Une prise de recul observée
L’enquête nous apprend que de plus en plus d’entrepreneurs se questionnent sur leur propre rapport au travail, quitte à se mettre en pause pour mieux repartir, comme nous l’annonce Sylvie Bonello “1 dirigeant sur 3 envisagerait une pause pour se ressourcer ou se réinventer, inimaginable il y a quelques années. La donne change.”.
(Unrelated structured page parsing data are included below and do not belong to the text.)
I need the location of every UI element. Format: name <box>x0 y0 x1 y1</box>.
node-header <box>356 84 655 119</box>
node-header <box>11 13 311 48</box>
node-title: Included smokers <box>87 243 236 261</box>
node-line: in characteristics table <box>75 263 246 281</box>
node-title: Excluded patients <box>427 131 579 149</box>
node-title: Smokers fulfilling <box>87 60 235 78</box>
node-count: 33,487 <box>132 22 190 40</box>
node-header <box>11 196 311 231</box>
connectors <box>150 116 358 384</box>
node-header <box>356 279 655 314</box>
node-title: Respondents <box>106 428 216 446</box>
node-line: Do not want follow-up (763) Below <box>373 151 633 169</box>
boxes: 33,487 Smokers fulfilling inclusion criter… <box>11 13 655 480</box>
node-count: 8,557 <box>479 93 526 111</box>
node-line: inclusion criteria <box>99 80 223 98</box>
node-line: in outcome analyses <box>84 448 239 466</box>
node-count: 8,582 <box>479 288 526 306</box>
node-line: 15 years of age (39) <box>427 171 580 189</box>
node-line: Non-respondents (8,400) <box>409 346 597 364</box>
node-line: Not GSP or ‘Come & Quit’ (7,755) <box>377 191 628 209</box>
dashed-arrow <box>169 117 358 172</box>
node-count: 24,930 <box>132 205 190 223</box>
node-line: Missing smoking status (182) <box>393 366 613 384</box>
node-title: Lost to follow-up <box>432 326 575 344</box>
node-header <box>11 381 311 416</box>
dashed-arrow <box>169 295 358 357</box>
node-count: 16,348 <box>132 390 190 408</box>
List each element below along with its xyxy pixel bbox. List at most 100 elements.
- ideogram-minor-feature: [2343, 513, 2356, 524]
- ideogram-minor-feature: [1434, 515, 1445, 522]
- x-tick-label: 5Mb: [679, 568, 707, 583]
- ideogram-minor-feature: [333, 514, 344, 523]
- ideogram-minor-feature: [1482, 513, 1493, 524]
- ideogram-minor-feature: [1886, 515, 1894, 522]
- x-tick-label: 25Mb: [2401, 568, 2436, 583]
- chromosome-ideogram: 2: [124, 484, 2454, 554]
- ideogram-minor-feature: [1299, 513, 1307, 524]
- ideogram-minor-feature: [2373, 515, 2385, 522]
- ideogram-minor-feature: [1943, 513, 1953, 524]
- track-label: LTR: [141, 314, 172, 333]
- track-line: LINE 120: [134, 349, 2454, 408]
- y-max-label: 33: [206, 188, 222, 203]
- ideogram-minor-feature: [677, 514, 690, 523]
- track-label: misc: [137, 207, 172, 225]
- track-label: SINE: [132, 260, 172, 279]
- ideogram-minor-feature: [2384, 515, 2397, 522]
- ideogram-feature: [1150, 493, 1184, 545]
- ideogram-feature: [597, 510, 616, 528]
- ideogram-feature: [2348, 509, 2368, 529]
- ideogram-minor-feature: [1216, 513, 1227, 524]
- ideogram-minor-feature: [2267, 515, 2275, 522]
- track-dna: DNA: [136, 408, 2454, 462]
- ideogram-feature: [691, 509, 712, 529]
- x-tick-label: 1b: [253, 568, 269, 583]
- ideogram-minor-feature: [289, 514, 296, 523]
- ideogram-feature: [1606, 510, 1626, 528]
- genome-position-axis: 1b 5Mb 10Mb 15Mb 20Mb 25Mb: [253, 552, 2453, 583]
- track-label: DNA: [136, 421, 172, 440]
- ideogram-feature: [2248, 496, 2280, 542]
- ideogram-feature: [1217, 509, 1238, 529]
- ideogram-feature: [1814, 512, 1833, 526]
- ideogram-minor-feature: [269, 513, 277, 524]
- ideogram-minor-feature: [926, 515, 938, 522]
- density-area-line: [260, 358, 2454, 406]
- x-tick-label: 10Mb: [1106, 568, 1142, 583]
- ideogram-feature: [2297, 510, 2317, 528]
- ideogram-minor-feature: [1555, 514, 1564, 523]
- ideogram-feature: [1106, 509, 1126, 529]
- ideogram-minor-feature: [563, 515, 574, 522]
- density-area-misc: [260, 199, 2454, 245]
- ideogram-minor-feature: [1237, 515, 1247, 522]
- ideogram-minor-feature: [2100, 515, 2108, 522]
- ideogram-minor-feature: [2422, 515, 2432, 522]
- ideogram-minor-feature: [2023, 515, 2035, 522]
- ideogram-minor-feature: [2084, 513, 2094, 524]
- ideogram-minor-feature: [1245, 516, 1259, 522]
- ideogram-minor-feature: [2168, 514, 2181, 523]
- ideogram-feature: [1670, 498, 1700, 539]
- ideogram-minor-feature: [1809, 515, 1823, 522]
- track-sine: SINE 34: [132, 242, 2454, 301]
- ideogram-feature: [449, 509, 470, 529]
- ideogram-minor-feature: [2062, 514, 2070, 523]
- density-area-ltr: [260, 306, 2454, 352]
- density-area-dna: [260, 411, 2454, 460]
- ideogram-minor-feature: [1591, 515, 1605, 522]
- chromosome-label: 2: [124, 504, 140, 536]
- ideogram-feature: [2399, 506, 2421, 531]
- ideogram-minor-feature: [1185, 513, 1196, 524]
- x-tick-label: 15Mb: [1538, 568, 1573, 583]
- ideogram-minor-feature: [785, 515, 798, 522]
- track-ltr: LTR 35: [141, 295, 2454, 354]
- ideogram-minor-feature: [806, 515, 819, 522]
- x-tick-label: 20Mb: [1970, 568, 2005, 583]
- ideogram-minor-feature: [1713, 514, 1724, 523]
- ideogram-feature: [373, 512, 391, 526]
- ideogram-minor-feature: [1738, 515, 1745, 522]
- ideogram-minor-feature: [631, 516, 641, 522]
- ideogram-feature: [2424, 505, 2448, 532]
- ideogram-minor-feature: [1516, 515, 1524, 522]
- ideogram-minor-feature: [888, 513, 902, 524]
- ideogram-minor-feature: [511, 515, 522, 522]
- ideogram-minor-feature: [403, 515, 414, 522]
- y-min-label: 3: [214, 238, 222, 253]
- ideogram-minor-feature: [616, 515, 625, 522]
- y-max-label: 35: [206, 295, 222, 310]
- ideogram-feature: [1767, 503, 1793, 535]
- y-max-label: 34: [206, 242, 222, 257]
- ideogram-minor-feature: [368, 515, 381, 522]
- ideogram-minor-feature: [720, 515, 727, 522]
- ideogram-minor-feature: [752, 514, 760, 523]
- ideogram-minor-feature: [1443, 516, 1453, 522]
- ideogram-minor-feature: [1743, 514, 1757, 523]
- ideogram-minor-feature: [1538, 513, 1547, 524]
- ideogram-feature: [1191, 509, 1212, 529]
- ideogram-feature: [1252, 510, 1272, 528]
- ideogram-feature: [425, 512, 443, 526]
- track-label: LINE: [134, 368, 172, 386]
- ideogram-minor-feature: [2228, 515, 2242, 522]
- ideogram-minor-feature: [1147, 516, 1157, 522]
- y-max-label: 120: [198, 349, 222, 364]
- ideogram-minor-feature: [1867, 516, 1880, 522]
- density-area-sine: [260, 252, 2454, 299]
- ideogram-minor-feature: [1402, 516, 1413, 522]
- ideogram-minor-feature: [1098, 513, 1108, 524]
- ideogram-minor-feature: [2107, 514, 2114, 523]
De plus, les dirigeants sont assez lucides quant à la nécessité de revoir leurs priorités. Par exemple, 35 % admettent qu’ils redoutent de voir leur santé physique se dégrader et près d’un quart évoque le risque de dépression ou de burn-out qu’ils pourraient rencontrer. Pour se maintenir en bonne santé, ils ont mis en place des habitudes et des bonnes pratiques. En tête, nous retrouvons la bonne hygiène de vie (sport, alimentation, sommeil) qui est citée à 82 %, suivie du lâcher-prise à 78 % et enfin des moments de partage et de dialogue avec leur entourage, pour 66% d’entre eux.
Une prise de conscience qui se reflète dans les dernières grandes mutations du milieu professionnel : la semaine de 4 jours, les congés menstruels, le partage de la valeur ou encore l’inclusion.